我正在尝试将一列从csv文件转换为另一个.csv文件。 但是,单列非常复杂:里面有双引号和逗号 例如:
fileA.csv
A,B,C,D,E,F,G,H
I,J,K,L,M,N,O,P
...
和
fileB.csv
1,2,3,4,5,"has "commas," and \"quotes\"",7,8
10,11,12,13,14,"another "commas," and \"quotes\"",15,16
我希望将第六列(F&N)替换为fileB.csv中相同的列号
所以结果将是:
A,B,C,D,E,"has "commas," and "\"quotes\""",G,H
I,J,K,L,M,"another "commas," and \"quotes\"",O,P
我尝试使用
paste -d' ' 123.csv <(awk '{print $6}' realfinalfile.csv) > finalwoot.csv
但是我只得到了123.csv文件的内容,没有输入来自realfinalfile.csv的列
这是实际fileB.csv中的行之一的示例
"R111_Bellca_LiveContent_SHP","bell.ca","BCACXB-6912","No_Request_Validation","20","*No_Request_Validation* issue exists @ *Views/Search/Web.config*
Request validation is explicitly disabled by version="1.0"?> in file Views\Search\Web.config at line 1.

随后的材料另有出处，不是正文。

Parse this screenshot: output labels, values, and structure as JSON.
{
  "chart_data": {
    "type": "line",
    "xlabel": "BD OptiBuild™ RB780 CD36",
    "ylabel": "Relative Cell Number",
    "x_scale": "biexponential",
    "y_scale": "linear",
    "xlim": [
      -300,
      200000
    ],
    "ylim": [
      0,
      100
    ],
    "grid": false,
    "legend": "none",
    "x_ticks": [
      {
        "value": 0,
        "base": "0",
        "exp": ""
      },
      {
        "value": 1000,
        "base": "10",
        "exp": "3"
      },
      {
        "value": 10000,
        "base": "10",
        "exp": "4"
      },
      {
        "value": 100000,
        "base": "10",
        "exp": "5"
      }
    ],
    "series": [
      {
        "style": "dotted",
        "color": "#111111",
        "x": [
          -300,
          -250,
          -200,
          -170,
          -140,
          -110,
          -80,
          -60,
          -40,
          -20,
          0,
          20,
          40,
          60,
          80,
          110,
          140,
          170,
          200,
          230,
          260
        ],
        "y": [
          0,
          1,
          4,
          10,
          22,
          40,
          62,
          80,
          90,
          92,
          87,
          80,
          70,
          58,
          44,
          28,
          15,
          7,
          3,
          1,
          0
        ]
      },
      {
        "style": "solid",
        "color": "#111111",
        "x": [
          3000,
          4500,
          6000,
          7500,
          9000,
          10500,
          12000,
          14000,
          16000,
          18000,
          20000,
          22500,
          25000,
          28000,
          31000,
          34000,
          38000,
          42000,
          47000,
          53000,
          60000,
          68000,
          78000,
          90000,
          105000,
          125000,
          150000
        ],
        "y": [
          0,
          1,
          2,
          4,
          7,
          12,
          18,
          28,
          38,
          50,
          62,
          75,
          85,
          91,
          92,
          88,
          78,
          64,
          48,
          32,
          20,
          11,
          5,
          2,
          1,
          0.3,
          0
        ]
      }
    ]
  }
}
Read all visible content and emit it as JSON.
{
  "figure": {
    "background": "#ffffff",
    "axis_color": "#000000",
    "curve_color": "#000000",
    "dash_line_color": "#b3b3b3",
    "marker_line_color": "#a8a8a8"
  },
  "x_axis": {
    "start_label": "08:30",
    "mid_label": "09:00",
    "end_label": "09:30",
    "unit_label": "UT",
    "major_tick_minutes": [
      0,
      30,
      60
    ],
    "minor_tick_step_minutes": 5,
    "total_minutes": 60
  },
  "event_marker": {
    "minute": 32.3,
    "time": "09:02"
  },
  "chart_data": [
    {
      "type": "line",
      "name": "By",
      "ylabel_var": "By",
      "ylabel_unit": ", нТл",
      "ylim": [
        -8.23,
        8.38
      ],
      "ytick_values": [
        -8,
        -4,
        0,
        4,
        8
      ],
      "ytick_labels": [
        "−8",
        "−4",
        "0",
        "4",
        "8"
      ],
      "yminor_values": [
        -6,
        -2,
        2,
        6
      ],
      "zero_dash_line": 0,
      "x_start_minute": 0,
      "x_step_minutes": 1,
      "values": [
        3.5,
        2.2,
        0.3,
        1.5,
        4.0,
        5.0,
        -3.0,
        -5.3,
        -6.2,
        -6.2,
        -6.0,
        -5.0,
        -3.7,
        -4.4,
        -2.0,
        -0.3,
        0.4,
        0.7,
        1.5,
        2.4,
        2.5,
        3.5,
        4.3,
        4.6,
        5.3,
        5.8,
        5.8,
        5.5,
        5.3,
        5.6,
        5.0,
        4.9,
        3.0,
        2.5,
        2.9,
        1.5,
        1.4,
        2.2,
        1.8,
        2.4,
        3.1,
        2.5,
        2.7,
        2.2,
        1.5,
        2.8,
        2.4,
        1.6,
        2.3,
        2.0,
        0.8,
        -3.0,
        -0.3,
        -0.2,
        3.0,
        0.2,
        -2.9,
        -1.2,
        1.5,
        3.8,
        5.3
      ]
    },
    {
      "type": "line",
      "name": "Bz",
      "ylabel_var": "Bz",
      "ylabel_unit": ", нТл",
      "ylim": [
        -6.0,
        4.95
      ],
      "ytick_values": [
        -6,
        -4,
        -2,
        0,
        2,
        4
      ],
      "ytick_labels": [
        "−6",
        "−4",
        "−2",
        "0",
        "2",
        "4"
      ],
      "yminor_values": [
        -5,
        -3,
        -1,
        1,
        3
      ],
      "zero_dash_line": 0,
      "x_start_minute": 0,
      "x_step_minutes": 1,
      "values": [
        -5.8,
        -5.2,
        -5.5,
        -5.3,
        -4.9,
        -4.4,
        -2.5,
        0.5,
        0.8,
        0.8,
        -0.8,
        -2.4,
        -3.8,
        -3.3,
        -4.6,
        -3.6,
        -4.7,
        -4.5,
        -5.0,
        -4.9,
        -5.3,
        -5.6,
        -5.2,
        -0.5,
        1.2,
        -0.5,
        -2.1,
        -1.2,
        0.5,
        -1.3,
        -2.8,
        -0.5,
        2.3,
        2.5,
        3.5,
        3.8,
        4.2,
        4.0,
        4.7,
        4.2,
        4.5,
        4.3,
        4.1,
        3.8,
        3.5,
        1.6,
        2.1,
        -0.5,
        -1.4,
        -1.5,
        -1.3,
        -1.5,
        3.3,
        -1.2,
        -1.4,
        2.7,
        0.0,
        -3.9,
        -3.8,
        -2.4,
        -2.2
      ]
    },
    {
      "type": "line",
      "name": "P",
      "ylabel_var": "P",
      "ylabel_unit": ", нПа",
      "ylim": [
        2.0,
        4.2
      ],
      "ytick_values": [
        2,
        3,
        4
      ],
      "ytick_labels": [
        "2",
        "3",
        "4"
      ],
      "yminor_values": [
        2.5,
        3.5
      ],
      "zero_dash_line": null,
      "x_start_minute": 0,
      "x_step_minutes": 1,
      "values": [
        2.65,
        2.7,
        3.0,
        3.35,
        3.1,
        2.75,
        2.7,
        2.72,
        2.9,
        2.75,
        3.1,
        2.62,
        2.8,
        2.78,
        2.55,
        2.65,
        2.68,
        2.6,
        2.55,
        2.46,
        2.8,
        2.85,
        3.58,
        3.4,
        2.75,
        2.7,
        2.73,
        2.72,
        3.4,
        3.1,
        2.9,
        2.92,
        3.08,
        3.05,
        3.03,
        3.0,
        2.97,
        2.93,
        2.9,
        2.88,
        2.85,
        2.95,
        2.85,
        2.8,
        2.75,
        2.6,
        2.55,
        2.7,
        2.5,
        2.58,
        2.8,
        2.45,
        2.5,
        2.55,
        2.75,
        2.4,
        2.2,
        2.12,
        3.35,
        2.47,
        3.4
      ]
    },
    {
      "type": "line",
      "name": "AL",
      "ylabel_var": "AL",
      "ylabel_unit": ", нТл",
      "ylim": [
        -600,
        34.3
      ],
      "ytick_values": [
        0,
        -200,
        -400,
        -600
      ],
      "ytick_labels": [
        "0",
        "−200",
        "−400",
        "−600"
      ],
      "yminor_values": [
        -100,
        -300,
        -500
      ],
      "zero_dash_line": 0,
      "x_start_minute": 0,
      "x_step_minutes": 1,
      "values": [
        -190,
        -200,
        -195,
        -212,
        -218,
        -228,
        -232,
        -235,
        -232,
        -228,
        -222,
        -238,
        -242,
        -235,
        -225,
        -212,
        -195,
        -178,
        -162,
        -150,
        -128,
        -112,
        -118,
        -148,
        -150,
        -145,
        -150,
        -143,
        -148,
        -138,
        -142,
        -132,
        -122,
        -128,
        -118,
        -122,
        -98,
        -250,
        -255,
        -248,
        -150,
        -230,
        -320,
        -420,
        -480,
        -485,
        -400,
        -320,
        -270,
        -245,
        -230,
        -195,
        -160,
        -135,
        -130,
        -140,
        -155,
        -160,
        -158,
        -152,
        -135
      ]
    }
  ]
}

*Application:* R111_Bellca_LiveContent_SHP
*Cx-Project:* R111_Bellca_LiveContent_SHP
*Cx-Team:* CxServer\Bell\DCX\Bell.ca
*Severity:* Medium
*CWE:* 20
*Addition Info*
----
[Checkmarx|https://cwypwa-368.bell.corp.bce.ca/CxWebClient/ViewerMain.aspx?scanid=1000353&projectid=136&pathid=184]
[Mitre Details|https://cwe.mitre.org/data/definitions/20.html]
[Training|https://cxa.codebashing.com/courses/]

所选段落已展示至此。